– Вы называете жестокостью то, что муж предоставляет жене свободу, давши ей честный кров имени только под условием соблюдения приличий. Это жестокость?

– Это хуже жестокости, это подлость, если вы уже хотите знать! – со взрывом злобы вскрикнула Анна.

– Нет! – закричал он. – Подлость? Если вы хотите употребить это слово, то подлость – бросить мужа, сына для любовника и есть хлеб мужа!

Она нагнула голову. Она чувствовала справедливость его слов.

Читатель вряд ли может тут сочувствовать Алексею Александровичу, попрекающему жену тем, что она ест его хлеб. Все наше сочувствие отдано Анне. Но когда этот холодный, бездушный, ненавистный нам Алексей Александрович, путаясь в слогах, произносит свое знаменитое «пе-ле-страдал», не проникнуться сочувствием к нему – невозможно.

И оттого, что для Каренина, которого он полагал в этой ситуации правым, он не пожалел черной краски, а Анна, которую хотел осудить, вышла у него такой обворожительной, такой прелестной, идея, вдохновившая его на создание этого романа только выиграла в своей убедительности.

Это всё я к тому, что если бы Солженицын, рисуя своего Галахова, следовал художественному методу Толстого, разоблачительный пафос его замысла ничуть бы не пострадал, а тоже только выиграл в своей убедительности.

Власть, искажающая, уродующая душу умного и талантливого человека, предстала бы в этом случае перед нами куда более злокачественной, чем та же власть, подчиняющая своей воле тех, кто легко, без колебаний готов насиловать себя ей в угоду.

У Галахова – в самой природе этого образа, даже если отвлечься от реального его прототипа, – были все данные для того, чтобы автор (а значит, и читатель) мог отыскать в нем и какие-то привлекательные черты. Попросту говоря, рисовать его с большей симпатией.

О другом, говоря по-школьному, отрицательном солженицынском персонаже – Русанове – этого не скажешь.

Проникнуться хоть малой толикой симпатии к такому человеку, как Русанов, казалось бы, уж совсем невозможно. И от автора «Ракового корпуса» никто не вправе был этого требовать. Однако требование это на обсуждении повести, как мы помним, прозвучало. И удивительнее всего было то, что Солженицын с этим требованием как будто даже согласился:

...

Большая часть высказываний о Русанове подтверждает, что я с ним сделал что-то не то. Я не смею спорить с таким числом критиков. Но что делать конструктивно, – не знаю. Очень важна мысль Карякина, – она выходит за пределы моей книги, моего творчества, – как в произведении искусства должны соотноситься современность и вечность. Это труднейшая проблема. Как и любому писателю мне хотелось бы воспитать в себе чувство гармонии. Я пытался рисовать и Русанова с симпатией, иногда всеми силами, – ну, пожалуй, не всеми силами. (Смех.) Ведь вход Русанова в палату автобиографичен, это я сам переступаю порог ракового корпуса.

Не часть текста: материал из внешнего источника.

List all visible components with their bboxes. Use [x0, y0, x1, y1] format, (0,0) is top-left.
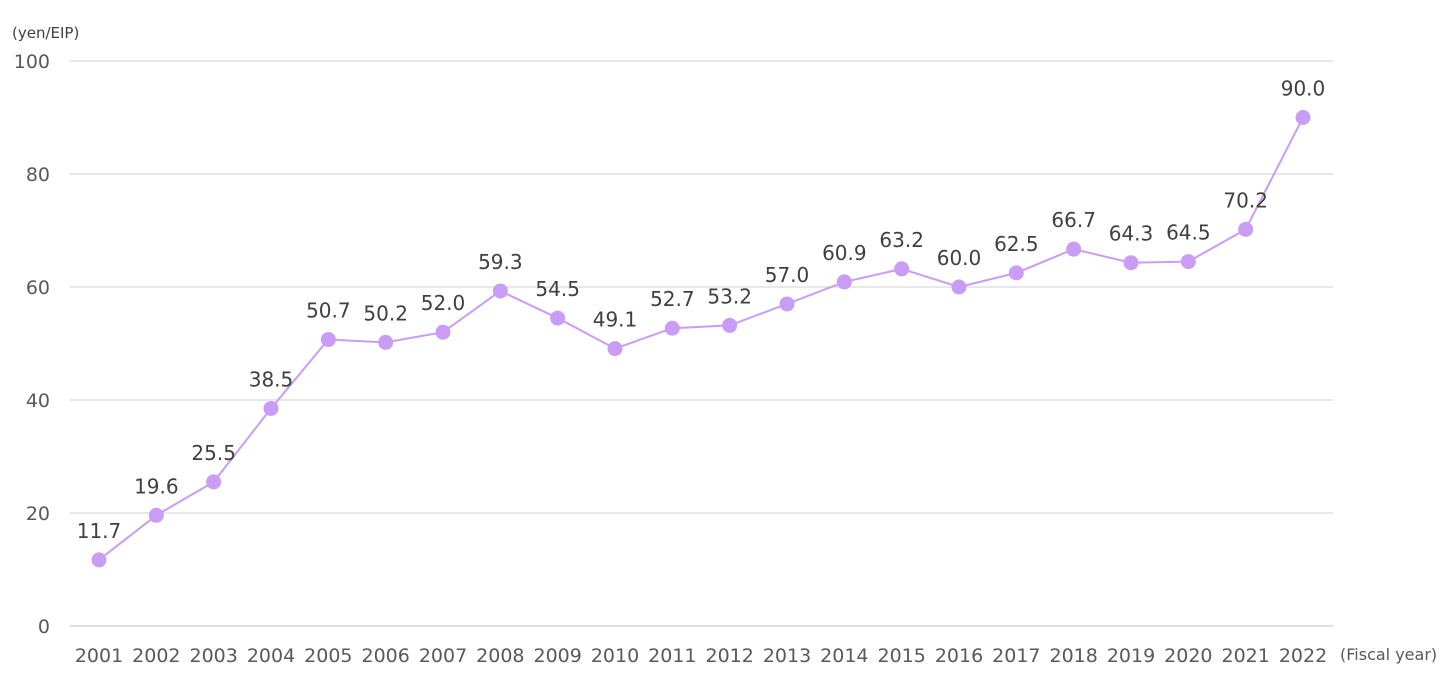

(Александр Солженицын. Собрание сочинений в шести томах. Том шестой. Frankfurt/Main, 1970. Стр. 185 –186)

Этот смех, которым участники обсуждения встретили слова Солженицына о том, что он старался рисовать Русанова с симпатией, более чем понятен. Очевидно ведь, что этого своего Русанова он яростно, смертельно ненавидит. Какая уж тут симпатия! Но самое интересное в его ответе на критику не это, а готовность признать, что стремление соотнести изображение современности с вечностью, к которому призывал его Карякин, выходит не только за пределы этой его книги, но и за пределы всего его творчества. То есть – за пределы его творческих возможностей.